Estudo já pronto fornece um mapa de risco geotécnico de Sete Lagoas

A pesquisa realizada por Paulo Henrique Ferreira Galvão e defendida por ele em 2015, foi clara quanto a relação da extração de água no subsolo de Sete Lagoas com os tremores sentidos em anos anteriores.

“Outros resultados obtidos também estabeleceram que as extrações de águas subterrâneas estão associadas aos eventos geotécnicos cársticos  localizados na área urbana do município”, escreveu o pesquisador na síntese da sua tese.

“A elevada extração das águas subterrâneas faz com que o plano de acamamento carstificado mais raso, em algumas áreas, esteja inteiramente na zona não saturada, provocando os eventos geotécnicos”, completou.

O estudo ainda fornece um mapa de risco geotécnico que identifica, a partir da litologia e do nível de água subterrânea, cinco níveis, e que pode orientar outros pesquisadores, como os que a prefeitura de Sete Lagoas procura agora.

“Este tipo de mapeamento deveria orientar as extrações e os cuidados na ocupação do terreno urbano em Sete Lagoas, prevenindo ou retardando a ocorrência de novas subsidências ou colapsos”, observa Galvão .

A pesquisa dele integrou estudos geológicos, hidrogeológicos, geoquímicos e de isótopos estáveis em Sete Lagoas justamente para entender a circulação da água em terreno cárstico e propor alternativas para seu melhor uso e evitar problemas.

Ou seja, Paulo Henrique Ferreira Galvão já fez o que o poder público municipal deseja realizar por meio de um grupo de trabalho que reunirá diversos especialistas e ainda não tem data para começar, muito menos concluir algo.

Pesquisa destaca abundância de água, mas riscos com sua extração

Paulo Galvão explicou que a área que ele estudou “é constituída por calcários neoproterozoicos da Formação Sete Lagoas, onde se desenvolveram condutos cársticos, dando origem ao aquífero homônimo, o qual está coberto por sedimentos cenozoicos inconsolidados e, ocasionalmente, por rochas metasedimentares neoproterozoicas da Formação Serra de Santa Helena”.
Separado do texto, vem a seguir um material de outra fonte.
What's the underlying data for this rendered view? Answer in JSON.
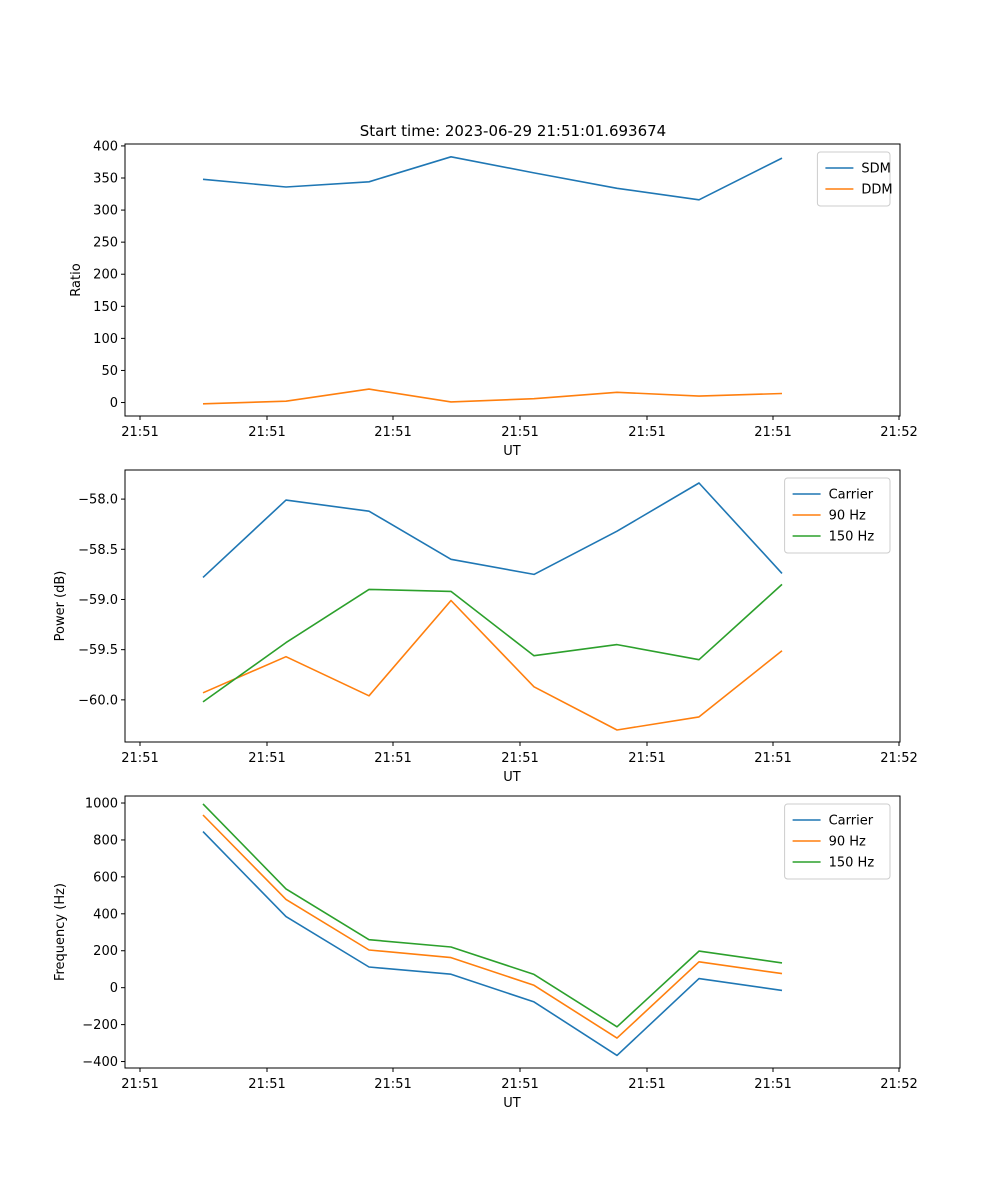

Ele observou que neste aquífero “a porosidade primária é muito baixa e a secundária (micro-fraturas) é igualmente reduzida, devido ao preenchimento por calcita”.

O grande volume de água subterrânea, escreveu o pesquisador, “migra através da porosidade terciária caracterizada dominantemente por dois planos de acamamentos carstificados e, em menor grau, por fraturas sub-verticais carstificadas”.

“A recarga, relacionada às chuvas que ocorrem no período de outubro a dezembro, se dá através de sumidouros, entradas de cavernas e onde o calcário está sob os sedimentos cenozóicos”, observou o cientista.

SAAE mantém mais de 100 poços artesianos em Sete Lagoas

Além das extrações clandestinas, feitas por meio de cisternas cavadas nos fundos de residências, empresas e indústrias, a empresa municipal que fornecia água legalmente aos moradores de Sete Lagoas, o SAAE, chegou a ter 150 poços artesianos.

Este, por décadas, foi o único meio de captação de água no município. Prática que, pelo estudo da USP, pode ter contribuído e muito para os abalos sentidos pela população ao longo de anos e atualmente.

O SAAE mantém 105 poços artesianos ativos, mas, nos últimos anos, Sete Lagoas passou a equilibrar este processo com o sistema Rio das Velhas, que abastece 40% da cidade.